The reving of engines and thumping of a sound track are staples of the action genre. However, by the end of Baby Driver they might as well have been nails on a chalkboard, as Edgar Wright’s newest film is a cacophony of images and sounds painted onto a very thin plot.

Baby Driver tells the story of a driver named Baby (Ansel Elgort) who is under the employ of a man named Doc, who runs a series of heists across Atlanta. The teams are always different, and are played with various levels of panache by Jon Hamm, Jamie Foxx, Jon Bernthal, and Eiza Gonzalez, but one thing’s certain, Baby will drive them out of any scrape. Nearing the end of his contract, Baby forms an attachment to Debora (Lily James) which complicates things as jobs start to go awry and Baby has to perform one final trick to try and get to the life he wants to lead.

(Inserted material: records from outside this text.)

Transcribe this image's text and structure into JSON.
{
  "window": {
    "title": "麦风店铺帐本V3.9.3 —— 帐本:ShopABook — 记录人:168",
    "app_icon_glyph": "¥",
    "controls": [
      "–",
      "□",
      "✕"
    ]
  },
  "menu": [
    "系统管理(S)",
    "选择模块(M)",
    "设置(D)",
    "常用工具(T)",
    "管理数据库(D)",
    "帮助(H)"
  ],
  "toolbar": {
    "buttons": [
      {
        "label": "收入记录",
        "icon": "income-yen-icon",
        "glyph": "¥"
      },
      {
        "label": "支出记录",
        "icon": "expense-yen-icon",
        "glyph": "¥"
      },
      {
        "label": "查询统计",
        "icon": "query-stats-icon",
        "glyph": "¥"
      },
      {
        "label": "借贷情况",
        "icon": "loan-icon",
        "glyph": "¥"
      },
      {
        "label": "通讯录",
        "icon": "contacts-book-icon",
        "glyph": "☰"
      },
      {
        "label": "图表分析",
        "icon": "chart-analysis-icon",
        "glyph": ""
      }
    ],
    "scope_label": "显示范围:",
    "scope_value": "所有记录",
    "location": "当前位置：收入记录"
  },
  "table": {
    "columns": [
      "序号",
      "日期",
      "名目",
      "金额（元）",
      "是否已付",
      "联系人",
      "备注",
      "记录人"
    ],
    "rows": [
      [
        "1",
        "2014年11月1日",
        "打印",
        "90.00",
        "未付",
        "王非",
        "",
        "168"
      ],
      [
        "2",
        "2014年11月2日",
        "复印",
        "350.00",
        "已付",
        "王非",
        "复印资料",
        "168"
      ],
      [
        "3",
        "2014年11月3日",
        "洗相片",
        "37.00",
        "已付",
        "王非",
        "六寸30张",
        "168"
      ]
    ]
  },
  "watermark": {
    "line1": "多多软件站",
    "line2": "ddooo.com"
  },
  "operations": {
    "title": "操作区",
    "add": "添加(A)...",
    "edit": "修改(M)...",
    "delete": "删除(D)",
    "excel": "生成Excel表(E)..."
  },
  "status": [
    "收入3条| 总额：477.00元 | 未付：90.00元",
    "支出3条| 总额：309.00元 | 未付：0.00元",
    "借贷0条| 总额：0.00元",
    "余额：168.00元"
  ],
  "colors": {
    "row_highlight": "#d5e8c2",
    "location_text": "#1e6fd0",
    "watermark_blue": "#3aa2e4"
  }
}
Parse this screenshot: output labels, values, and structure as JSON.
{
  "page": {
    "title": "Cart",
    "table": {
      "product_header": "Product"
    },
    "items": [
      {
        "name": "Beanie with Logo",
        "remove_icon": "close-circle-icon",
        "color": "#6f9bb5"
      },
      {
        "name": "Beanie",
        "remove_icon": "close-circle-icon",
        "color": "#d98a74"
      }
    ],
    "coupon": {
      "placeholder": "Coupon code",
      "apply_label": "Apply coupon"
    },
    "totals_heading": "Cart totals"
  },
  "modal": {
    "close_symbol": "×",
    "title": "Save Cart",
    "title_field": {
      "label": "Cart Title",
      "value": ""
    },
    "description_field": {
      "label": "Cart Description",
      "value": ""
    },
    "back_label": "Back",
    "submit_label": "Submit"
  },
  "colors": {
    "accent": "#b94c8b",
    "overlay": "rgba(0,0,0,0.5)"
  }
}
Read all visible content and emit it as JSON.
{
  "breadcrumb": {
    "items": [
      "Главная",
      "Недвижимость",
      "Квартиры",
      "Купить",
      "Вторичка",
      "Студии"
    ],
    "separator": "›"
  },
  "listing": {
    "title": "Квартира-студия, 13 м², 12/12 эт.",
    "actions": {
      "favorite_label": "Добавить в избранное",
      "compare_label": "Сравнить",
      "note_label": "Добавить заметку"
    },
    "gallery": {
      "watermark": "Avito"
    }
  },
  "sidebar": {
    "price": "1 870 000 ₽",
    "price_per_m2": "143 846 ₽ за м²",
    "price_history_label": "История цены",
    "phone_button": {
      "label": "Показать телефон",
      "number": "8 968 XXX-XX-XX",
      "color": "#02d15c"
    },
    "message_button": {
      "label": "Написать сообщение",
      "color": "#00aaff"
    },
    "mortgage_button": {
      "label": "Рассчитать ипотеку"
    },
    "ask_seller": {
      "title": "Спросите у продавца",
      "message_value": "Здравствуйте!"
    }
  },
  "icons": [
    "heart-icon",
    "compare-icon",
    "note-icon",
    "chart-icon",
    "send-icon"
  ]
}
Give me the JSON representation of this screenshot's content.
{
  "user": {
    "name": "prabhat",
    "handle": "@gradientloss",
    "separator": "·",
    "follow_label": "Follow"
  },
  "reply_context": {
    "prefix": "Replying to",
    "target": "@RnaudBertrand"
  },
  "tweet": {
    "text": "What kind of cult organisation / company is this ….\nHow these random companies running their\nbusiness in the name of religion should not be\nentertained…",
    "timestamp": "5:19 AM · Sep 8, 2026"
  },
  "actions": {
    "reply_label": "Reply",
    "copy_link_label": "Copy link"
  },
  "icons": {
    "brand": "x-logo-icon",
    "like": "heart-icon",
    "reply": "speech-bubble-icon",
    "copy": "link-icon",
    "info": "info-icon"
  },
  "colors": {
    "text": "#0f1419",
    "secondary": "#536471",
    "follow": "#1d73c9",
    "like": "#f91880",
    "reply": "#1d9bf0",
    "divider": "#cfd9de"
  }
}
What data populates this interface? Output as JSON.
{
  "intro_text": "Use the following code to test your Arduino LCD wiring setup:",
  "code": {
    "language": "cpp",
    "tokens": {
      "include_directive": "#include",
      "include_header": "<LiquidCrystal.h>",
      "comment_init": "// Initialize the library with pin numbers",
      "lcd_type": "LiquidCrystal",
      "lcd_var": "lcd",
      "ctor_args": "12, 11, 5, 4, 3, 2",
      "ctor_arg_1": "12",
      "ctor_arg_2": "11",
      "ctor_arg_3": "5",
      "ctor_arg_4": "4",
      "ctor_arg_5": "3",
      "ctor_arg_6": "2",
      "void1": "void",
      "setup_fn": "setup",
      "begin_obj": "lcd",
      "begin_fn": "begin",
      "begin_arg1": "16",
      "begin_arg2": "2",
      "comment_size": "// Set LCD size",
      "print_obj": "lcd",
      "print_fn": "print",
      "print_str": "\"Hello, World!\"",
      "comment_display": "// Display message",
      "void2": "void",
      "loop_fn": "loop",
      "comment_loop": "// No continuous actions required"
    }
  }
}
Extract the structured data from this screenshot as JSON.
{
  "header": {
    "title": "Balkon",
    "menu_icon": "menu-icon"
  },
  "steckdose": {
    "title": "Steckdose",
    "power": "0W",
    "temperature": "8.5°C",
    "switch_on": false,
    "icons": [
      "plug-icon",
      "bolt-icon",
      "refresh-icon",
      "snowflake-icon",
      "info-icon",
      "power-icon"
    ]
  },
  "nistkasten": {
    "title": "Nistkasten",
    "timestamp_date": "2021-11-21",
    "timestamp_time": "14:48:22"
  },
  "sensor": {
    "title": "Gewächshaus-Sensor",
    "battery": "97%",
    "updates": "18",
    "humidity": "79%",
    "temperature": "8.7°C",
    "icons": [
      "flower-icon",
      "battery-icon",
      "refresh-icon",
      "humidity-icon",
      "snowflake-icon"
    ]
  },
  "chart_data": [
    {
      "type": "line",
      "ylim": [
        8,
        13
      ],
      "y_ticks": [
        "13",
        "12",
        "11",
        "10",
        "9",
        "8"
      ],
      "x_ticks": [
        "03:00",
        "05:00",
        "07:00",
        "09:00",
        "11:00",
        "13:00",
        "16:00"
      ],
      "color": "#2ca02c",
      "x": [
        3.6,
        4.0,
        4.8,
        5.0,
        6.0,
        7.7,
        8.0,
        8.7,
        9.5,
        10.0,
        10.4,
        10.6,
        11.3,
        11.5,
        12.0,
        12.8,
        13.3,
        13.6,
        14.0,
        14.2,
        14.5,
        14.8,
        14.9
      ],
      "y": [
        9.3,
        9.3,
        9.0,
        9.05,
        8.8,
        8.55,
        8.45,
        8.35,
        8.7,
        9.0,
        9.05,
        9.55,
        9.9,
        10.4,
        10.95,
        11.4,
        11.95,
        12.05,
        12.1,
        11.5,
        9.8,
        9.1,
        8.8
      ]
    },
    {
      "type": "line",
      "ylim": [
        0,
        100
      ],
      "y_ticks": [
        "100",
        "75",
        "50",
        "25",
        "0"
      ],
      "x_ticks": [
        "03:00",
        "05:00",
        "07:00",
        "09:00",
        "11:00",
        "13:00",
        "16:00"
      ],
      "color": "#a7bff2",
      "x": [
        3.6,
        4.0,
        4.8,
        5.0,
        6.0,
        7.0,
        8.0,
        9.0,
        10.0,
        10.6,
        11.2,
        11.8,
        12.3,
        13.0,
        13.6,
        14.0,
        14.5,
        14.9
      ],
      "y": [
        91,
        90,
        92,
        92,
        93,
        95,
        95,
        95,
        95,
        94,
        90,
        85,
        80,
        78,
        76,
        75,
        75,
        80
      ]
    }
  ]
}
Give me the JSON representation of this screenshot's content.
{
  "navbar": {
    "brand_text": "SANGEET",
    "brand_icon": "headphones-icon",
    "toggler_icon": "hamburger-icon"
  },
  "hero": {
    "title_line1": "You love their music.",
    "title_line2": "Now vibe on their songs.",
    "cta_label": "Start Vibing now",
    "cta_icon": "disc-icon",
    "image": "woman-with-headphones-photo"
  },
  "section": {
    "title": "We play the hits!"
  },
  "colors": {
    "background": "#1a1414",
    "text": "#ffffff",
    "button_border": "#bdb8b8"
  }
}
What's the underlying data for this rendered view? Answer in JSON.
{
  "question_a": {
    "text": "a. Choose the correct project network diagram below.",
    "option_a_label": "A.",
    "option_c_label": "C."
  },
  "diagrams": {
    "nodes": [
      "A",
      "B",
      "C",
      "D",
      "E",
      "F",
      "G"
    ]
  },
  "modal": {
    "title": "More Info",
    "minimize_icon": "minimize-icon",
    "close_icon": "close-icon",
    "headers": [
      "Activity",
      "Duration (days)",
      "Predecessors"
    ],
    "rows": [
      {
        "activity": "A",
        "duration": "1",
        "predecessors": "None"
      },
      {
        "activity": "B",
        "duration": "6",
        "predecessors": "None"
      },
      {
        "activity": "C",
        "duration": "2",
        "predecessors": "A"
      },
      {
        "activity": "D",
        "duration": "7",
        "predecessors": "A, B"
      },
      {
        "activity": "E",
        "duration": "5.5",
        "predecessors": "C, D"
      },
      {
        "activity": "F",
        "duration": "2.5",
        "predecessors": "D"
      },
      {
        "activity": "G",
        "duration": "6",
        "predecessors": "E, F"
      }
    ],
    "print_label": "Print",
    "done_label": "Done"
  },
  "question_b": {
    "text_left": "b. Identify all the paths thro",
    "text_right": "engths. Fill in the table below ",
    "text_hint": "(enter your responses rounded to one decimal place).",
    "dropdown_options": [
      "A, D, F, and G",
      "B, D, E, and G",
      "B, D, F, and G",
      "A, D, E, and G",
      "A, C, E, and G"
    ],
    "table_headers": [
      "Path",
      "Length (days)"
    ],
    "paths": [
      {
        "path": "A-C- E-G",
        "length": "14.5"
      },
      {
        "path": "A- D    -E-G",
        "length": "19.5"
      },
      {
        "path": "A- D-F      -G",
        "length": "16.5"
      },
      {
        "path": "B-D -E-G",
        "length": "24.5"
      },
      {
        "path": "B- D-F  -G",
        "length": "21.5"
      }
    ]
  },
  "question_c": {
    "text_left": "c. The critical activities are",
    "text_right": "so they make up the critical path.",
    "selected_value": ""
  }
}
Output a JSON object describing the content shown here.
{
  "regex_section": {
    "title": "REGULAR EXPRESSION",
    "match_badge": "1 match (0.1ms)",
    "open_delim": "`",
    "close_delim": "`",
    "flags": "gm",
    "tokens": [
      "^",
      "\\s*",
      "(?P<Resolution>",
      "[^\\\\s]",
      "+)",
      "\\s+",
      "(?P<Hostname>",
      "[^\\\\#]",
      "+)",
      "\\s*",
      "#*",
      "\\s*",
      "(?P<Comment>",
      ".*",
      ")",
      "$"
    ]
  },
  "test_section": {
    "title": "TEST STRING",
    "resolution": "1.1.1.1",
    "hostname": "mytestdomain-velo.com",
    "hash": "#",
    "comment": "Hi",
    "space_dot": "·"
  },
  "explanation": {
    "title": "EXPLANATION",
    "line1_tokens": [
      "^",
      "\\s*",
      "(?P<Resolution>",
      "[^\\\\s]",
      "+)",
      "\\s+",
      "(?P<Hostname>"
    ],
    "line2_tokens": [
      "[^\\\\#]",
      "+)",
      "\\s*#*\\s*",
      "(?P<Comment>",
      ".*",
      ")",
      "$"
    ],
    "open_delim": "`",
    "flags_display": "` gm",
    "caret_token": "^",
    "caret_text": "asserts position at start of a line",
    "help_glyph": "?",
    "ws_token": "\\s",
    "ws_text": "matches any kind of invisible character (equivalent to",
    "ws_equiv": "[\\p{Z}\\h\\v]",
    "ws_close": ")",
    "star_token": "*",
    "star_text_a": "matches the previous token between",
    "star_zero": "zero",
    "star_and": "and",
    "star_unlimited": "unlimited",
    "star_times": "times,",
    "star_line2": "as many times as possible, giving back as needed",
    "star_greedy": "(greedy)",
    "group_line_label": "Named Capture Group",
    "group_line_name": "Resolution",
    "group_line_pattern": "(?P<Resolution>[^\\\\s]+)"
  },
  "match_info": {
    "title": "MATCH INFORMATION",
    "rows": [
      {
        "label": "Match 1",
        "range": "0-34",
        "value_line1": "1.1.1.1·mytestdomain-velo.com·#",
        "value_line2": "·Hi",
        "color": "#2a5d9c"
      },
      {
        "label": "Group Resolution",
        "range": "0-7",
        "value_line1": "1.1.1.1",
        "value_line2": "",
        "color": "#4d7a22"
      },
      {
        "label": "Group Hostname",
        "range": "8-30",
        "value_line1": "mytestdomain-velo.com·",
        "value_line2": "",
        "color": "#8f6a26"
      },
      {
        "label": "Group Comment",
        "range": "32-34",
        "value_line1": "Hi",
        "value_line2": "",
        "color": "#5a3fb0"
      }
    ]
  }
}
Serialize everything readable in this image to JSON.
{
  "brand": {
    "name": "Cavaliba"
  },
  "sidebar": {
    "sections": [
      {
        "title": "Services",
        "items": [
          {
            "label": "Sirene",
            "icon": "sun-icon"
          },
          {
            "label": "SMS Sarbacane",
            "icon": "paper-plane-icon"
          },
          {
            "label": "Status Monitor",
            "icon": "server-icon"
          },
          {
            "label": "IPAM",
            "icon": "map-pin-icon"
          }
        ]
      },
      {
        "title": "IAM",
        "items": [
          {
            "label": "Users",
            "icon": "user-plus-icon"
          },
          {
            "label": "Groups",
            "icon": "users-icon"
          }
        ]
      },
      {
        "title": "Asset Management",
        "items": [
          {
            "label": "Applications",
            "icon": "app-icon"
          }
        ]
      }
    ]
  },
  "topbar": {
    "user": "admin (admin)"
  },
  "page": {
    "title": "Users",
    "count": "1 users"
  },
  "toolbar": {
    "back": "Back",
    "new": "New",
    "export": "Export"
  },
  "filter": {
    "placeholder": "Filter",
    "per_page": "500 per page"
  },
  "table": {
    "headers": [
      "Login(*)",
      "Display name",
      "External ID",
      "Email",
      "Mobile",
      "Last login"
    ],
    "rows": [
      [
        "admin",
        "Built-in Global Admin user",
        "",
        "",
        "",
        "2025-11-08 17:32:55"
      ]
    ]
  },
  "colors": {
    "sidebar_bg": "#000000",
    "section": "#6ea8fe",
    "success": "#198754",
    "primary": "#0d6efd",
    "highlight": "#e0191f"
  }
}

More than anything, Baby Driver presents not a maturation in style and filmmking, but an oversaturation of it. Wright is throwing everything at you in Baby Driver, and at a near unberable volume that might make Michael Bay jealous. Edgar Wright, to his credit, is using the sensory overload to mirror what it’s partially hearing disabled character Baby is going through. In terms of form meeting function, I thought that Wright was on the cusp of doing something interesting and executing it to the highest ability. However, much of the movie felt unsettled, it’s pieces unmeshed, and by the end of the film I felt much more adrift than I should have.

The one saving grace of this film is the supporting cast. The oddball heisters might not always gel together but they each represent amazing caricatures of people and the actors commit. Rising above are Hamm and Spacey, each with a juicy scenery chewing role that proves worthy of their talents.